Lars Calmfors explique qu'en Suède, où le salaire légal minimum n'existe pas, les accords de branches fixent les revenus. "Et les salaires les plus bas en Suède sont bien plus élevés que dans les autres pays européens", affirme l'économiste.
C'est un problème pour les patrons parce qu'ils ne vont pas employer quelqu'un sans compétence ou peu productif. Ils auraient l'impression de le payer plus que sa valeur réelle sur le marché.
Lars Calmfors, professeur d'économieà franceinfo
Même lorsque les immigrés sont diplômés, tous ne trouvent pas de travail, témoigne une Syrienne, arrivée en Suède il y a six mois. C'est qu'elle doit franchir plusieurs étapes. Elle attend son permis de résidence. "Si j'ai ce permis, je bénéficie de cours gratuits de suédois. Sans ces cours, je ne peux pas m'intégrer", déplore-t-elle.
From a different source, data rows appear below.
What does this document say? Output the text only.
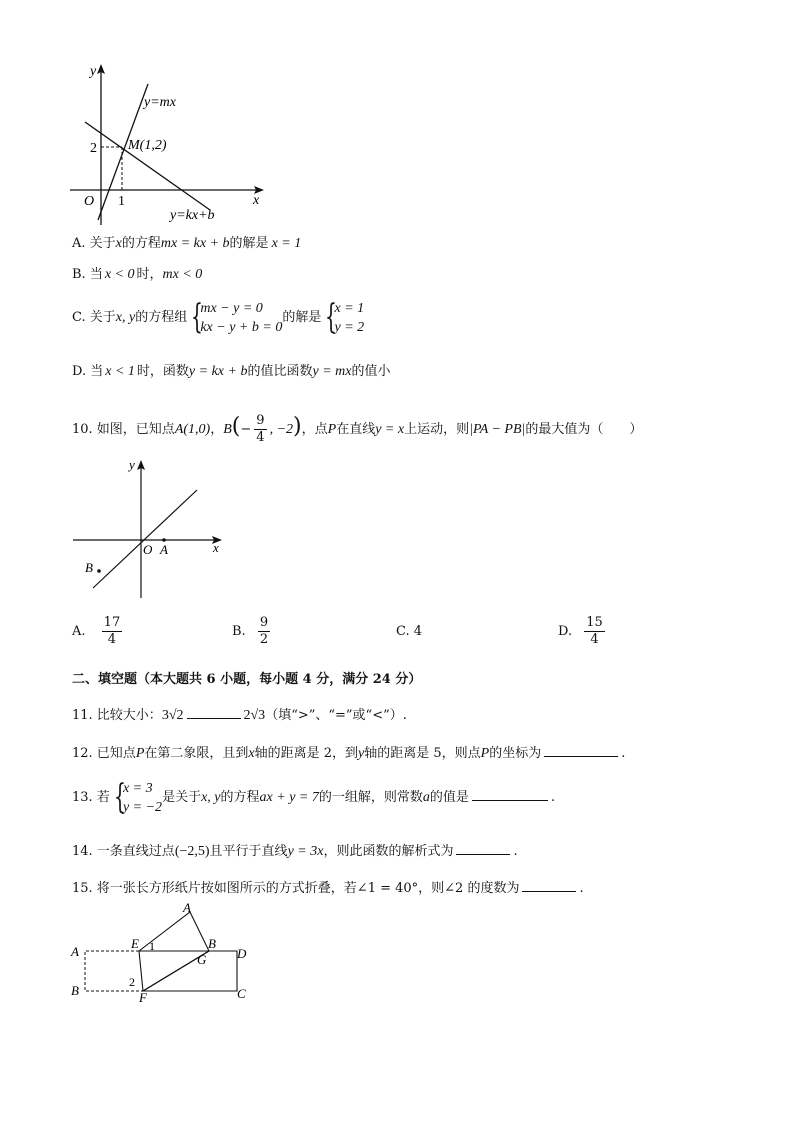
y
x
O
2
1
y=mx
y=kx+b
M(1,2)
A. 关于x的方程mx = kx + b的解是 x = 1
B. 当 x < 0 时，mx < 0
C. 关于x, y的方程组 {
mx − y = 0
kx − y + b = 0
的解是 {
x = 1
y = 2
D. 当 x < 1 时，函数y = kx + b的值比函数y = mx的值小
10. 如图，已知点A(1,0)，$B(- \frac{9}{4}$ , −2)，点P在直线y = x上运动，则|PA − PB|的最大值为（　　）
y
x
O A
B
A. $\frac{17}{4}$	B. $\frac{9}{2}$	C. 4	D. $\frac{15}{4}$
二、填空题（本大题共 6 小题，每小题 4 分，满分 24 分）
11. 比较大小：3√2	2√3（填“>”、“=”或“<”）.
12. 已知点P在第二象限，且到x轴的距离是 2，到y轴的距离是 5，则点P的坐标为	.
13. 若 {
x = 3
y = −2
是关于x, y的方程ax + y = 7的一组解，则常数a的值是	.
14. 一条直线过点(−2,5)且平行于直线y = 3x，则此函数的解析式为	.
15. 将一张长方形纸片按如图所示的方式折叠，若∠1 = 40°，则∠2 的度数为	.
A
A
B
E 1	B
D
G
2
F	C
Je dois et je veux apprendre la langue. Je suis dans l'attente du permis de résidence et dans l'angoisse. Pour l'instant je ne peux pas travailler.
Une Syrienne, arrivée en Suède en 2018à franceinfo
En Syrie, la jeune femme était institutrice. À présent, elle perçoit 200 euros d'aide par mois et loge dans un hôtel réservé aux migrants à Eskilstuna, à une centaine de kilomètres de Stockholm.
L'apprentissage du vote et de la démocratie
Dans cette ville, les migrants se retrouvent régulièrement dans une salle du quartier d'Arby, pour participer à des ateliers culturels. Ils suivent aussi des "cours de démocratie". Charlotte Kvarn-hem, responsable d'une association qui promeut la citoyenneté, explique aux migrants comment voter en Suède, où le système est complexe. Les électeurs votent pour trois élections le même jour, mais les immigrés ne peuvent participer qu'à deux scrutins. "Nous sommes nés dans ce système. Depuis qu'on est petit, on sait comment cela fonctionne, dit Charlotte Kvarn-hem. On a appris à l'école comment voter et surtout pourquoi."
On doit apprendre à ceux qui arrivent en Suède, ce qui nous a pris une vie entière à comprendre. La politique est le seul moyen de changer la société à grande échelle.
Charlotte Kvarn-hem, responsable d'une association citoyenneà franceinfo
Cette Suédoise, très impliquée dans la vie de la cité, souhaite aussi un changement des mentalités. Il faudrait aussi que les Suédois ne se renferment pas sur eux-mêmes et laissent entrer les immigrés dans leur société, poursuit Charlotte Kvarn-hem.
Lors de la crise migratoire de 2015, la Suède a accueilli 160 000 Syriens. Le pays, à la réputation d'État consensuel, a montré les limites de la politique d'ouverture. Et il semble qu'aujourd'hui les habitants soient en plein conflit entre intérêt personnel et altruisme.